Rendons grâce au vieux lion d’avoir parlé même dans cette circonstance, comme si c’était toute autre, selon  le calme et la conviction  des militants qu’on parle, et, quel que soit le lieu, l’entendra l’inconnu qui peut l’entendre. Il y a toujours par hypothèse un inconnu au moins, et pour cette  fois, nous espérons par notre cas déjà le vérifier. Et par ailleurs, tandis que Mandela  parlait, beaucoup de gens quittèrent la salle, et quand il eut fini, même de la part du public qui s’était clairsemé, les applaudissement furent peu fournis, sans comparaison aucune avec ceux  du départ. Ainsi il avait su se faire entendre..

 

   Ce fut une intervention d’allure simple voire banale, comportant  trois moments : outre le propos concernant les ravages du Sida plus importants que ceux de toutes les guerres passées et l’urgence des traitements, il y avait en effet trois adresses et trois points.

La première adresse était aux gens atteints par le Sida, elle disait ceci : « Il y a une vie après le Sida », mais vous devez vous lever et parler. Si vous ne parlez pas, vous signez vous-mêmes votre arrêt de mort. Il ne faut pas signer soi-même son arrêt de mort, et c’est pourquoi il faut vous découvrir et prendre la parole .

 

La deuxième adresse était au monde pris globalement et concernait les orphelins. Les orphelins sont menacés, ils risquent une mort prématurée, ils sont privés d’éducation, plus que les autres maladie et misère les menacent. Vis-à-vis des orphelins, je considère qu’il y a, que vous avez une responsabilité globale, pour leur  permettre de grandir, d’aller à l’école et de parvenir à l’âge adulte.

 

La troisième et dernière adresse était aux militants. Ma plus grande considération et admiration va aux « activistes » (tel est le mot anglais), dit-il, et il poursuit. Il y a des gens qui critiquent les gouvernements et en même temps leur demandent de l’argent – et à ce moment, il joint le geste à la parole sur scène et tend sa main comme un mendiant -. C’est bien compréhensible, poursuit-il, je suis de ceux-là moi-même, moi aussi j’ai critiqué des gouvernements et maintenant je leur tends la main pour de l’argent –et à nouveau il tend sa main comme un mendiant. Mais, si on peut critiquer des gouvernements, n’est- il pas plus important de nous retourner vers nous-mêmes – y compris pour se demander par exemple : pourquoi n’ai-je pas pu obtenir cet argent ?
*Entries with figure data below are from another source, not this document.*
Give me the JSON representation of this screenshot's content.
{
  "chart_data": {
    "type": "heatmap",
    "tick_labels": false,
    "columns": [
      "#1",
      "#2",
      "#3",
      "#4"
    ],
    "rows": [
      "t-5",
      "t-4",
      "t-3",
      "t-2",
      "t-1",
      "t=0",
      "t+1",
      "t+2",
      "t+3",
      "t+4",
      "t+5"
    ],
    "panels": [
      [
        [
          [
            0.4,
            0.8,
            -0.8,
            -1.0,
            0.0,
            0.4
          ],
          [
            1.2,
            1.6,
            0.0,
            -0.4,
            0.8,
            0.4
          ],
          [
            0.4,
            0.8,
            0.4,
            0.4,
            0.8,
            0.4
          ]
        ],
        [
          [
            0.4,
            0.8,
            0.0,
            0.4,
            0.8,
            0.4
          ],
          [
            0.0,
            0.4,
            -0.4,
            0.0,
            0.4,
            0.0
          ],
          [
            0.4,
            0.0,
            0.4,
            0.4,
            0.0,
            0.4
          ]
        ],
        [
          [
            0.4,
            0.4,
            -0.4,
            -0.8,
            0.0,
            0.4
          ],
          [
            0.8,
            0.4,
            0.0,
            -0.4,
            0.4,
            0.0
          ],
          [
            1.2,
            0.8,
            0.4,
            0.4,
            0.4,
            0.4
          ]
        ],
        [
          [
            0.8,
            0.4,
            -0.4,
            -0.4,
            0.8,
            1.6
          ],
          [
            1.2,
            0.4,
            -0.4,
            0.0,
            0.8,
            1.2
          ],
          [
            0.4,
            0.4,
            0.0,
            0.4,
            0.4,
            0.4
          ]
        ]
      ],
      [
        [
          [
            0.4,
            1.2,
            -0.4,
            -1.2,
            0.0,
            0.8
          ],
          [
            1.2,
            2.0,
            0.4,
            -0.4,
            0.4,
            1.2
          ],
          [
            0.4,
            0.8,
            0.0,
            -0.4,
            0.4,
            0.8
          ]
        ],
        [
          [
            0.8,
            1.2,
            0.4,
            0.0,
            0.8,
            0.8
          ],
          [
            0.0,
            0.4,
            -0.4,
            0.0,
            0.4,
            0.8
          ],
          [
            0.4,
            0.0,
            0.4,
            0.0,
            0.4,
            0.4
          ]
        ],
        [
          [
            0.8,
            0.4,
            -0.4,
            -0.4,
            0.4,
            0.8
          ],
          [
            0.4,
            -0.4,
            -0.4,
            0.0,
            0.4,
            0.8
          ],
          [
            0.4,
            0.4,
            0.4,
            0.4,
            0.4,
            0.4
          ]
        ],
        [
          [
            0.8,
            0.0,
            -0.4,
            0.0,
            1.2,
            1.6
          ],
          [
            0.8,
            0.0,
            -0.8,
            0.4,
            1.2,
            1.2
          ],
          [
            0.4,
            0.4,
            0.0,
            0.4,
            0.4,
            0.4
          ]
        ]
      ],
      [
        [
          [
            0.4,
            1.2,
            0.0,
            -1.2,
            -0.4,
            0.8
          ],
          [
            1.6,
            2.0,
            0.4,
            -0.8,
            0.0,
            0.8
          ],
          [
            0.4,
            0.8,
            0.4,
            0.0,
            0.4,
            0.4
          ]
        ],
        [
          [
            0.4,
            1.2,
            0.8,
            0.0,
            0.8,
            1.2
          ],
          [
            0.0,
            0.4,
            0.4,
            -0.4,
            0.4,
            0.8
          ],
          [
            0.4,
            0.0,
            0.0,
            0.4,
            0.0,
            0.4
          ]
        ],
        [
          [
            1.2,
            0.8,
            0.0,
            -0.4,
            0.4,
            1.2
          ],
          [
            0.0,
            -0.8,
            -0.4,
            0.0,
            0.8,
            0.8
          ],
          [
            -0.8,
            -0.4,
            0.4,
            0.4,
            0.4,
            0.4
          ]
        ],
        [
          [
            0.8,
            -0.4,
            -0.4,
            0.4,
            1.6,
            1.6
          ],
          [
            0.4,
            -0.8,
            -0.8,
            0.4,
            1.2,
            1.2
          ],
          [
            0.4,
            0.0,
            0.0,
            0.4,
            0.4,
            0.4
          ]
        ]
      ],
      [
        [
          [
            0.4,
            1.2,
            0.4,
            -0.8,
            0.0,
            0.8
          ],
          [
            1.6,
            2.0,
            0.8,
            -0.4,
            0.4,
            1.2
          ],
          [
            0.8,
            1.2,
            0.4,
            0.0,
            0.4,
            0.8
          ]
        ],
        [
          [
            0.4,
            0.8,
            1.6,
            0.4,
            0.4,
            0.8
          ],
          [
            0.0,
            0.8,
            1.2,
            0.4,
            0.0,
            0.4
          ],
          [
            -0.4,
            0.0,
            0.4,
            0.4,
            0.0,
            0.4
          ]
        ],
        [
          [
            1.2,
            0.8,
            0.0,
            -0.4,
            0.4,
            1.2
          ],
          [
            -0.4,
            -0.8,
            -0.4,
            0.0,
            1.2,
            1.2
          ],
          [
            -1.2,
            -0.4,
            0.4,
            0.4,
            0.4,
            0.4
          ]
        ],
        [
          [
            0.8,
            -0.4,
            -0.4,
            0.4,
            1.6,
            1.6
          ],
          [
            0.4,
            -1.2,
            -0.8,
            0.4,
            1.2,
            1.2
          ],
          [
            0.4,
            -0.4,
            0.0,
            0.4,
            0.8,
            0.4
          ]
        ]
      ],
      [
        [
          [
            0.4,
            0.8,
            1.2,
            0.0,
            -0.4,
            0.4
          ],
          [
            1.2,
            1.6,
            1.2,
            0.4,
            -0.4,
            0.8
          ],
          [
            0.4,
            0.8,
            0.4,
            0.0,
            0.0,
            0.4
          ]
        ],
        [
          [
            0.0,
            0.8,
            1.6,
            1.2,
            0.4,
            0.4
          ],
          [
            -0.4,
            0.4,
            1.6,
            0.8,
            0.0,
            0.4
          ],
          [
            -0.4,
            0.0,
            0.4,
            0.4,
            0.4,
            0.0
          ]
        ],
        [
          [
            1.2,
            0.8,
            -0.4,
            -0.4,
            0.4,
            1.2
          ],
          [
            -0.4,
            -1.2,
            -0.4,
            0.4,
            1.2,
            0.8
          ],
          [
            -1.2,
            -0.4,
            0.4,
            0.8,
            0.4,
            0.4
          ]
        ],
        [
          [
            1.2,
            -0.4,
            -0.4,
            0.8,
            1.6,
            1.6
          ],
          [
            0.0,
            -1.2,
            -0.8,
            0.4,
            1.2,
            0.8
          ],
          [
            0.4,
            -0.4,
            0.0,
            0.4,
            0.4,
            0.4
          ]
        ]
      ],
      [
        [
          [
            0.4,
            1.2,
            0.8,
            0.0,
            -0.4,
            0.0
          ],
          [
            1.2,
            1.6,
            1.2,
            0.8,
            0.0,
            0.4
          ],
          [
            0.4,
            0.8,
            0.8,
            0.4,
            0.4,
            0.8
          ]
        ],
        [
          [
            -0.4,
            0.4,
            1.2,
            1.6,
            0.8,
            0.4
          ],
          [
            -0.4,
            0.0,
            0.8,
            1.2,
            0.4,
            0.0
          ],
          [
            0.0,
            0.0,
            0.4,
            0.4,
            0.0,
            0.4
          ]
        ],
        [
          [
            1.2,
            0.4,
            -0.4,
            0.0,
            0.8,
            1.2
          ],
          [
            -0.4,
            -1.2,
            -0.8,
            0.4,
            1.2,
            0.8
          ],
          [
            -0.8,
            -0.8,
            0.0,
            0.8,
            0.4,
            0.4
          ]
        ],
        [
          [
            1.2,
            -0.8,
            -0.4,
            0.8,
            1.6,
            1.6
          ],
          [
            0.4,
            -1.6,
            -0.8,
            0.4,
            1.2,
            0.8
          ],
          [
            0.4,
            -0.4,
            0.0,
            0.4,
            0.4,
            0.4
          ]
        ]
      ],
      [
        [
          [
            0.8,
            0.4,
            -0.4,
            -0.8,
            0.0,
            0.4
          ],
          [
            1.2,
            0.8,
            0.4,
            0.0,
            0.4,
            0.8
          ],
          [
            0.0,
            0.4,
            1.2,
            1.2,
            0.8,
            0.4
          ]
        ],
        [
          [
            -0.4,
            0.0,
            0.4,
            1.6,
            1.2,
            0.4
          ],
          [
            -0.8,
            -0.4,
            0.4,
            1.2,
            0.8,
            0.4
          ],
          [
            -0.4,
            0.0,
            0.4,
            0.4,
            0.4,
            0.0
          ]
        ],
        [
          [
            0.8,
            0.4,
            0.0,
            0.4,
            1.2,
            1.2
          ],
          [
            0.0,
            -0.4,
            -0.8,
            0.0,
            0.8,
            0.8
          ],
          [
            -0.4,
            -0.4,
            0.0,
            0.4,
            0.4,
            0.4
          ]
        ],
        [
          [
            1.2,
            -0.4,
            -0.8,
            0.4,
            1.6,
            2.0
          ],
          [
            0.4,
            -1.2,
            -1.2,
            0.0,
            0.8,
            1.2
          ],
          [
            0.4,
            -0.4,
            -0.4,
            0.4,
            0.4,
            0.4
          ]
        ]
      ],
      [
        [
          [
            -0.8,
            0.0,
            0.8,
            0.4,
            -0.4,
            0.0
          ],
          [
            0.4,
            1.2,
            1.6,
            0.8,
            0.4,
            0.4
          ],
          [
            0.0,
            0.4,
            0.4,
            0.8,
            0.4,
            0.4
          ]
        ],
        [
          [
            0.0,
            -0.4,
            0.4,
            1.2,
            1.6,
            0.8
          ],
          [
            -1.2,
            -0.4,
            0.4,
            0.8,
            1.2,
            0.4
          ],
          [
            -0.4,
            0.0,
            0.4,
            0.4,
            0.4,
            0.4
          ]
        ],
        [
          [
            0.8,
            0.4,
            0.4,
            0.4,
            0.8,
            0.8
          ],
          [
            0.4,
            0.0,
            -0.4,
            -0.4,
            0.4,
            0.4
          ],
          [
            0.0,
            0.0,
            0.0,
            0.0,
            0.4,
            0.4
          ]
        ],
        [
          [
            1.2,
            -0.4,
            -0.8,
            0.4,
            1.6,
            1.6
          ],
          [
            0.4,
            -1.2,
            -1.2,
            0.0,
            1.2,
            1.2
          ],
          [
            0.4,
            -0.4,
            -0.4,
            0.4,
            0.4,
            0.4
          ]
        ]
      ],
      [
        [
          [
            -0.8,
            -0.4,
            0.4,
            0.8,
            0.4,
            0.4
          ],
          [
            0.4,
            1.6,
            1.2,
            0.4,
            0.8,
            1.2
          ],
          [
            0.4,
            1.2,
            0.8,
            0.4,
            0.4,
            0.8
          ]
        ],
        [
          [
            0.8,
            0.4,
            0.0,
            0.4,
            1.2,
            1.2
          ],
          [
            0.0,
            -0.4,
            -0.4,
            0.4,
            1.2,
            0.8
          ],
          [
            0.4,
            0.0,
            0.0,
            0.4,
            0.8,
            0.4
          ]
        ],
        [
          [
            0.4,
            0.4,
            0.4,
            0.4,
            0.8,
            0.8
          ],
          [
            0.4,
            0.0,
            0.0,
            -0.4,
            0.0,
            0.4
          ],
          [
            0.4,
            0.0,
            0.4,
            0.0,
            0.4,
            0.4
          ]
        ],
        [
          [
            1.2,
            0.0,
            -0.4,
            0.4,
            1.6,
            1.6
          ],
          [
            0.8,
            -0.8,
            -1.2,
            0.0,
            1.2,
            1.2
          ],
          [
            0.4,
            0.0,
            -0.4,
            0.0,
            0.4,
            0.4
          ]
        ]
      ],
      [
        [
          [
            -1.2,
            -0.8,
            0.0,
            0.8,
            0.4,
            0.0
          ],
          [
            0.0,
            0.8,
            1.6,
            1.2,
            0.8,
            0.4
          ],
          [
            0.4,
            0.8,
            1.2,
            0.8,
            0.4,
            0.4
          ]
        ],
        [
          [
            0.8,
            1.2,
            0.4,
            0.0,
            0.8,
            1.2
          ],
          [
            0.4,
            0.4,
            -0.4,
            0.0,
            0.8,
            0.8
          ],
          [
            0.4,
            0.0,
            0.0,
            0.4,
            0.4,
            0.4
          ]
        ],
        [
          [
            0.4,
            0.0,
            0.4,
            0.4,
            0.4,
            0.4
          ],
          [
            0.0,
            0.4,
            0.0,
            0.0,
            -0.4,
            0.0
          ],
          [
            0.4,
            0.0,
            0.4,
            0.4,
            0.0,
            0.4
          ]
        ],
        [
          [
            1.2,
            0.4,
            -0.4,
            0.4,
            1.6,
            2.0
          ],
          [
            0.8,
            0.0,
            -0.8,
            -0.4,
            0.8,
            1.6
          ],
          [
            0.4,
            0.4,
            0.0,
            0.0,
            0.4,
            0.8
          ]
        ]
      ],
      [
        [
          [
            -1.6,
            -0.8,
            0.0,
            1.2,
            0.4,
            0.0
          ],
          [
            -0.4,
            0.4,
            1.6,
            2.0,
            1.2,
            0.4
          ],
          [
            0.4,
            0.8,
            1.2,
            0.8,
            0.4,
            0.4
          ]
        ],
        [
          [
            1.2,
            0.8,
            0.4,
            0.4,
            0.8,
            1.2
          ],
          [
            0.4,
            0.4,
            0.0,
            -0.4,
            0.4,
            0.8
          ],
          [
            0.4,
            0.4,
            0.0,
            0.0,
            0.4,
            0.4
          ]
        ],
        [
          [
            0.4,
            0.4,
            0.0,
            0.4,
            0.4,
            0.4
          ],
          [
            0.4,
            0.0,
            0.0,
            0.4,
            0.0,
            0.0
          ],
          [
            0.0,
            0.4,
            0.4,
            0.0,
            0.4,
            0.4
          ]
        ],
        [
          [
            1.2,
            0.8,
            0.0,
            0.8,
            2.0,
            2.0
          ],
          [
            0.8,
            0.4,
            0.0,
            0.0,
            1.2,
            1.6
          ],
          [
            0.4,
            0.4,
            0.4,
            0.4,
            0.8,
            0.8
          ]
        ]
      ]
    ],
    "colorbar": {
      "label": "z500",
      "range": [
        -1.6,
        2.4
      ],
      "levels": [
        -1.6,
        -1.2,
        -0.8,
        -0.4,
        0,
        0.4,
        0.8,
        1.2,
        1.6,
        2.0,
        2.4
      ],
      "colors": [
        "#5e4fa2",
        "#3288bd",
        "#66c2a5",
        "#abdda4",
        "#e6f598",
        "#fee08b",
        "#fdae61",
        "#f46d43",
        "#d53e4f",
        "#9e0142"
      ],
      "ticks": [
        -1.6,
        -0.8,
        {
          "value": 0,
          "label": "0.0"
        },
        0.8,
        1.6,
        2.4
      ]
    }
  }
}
« Je crois plus important de nous retourner et nous interroger nous-mêmes ». On peut entendre qu’il ne faut pas compter  sur un leader mondial dans le combat en cours : nous le savions déjà. On peut entendre plus important :  la politique l’emporte sur les questions d’Etat, et aujourd’hui tout spécialement, quand l’Etat doit mendier la politique est libre et décide pour elle-même. « là d’où je suis parti, là je reviendrai en retour » :  on peut mettre le lion en cage, et de bien des façons, mais le vieux militant reprend sa liberté quand il prend la parole en s’adressant aux inconnus, aux camarades. Si quelques-uns l’ont entendu, cela  se connaîtra.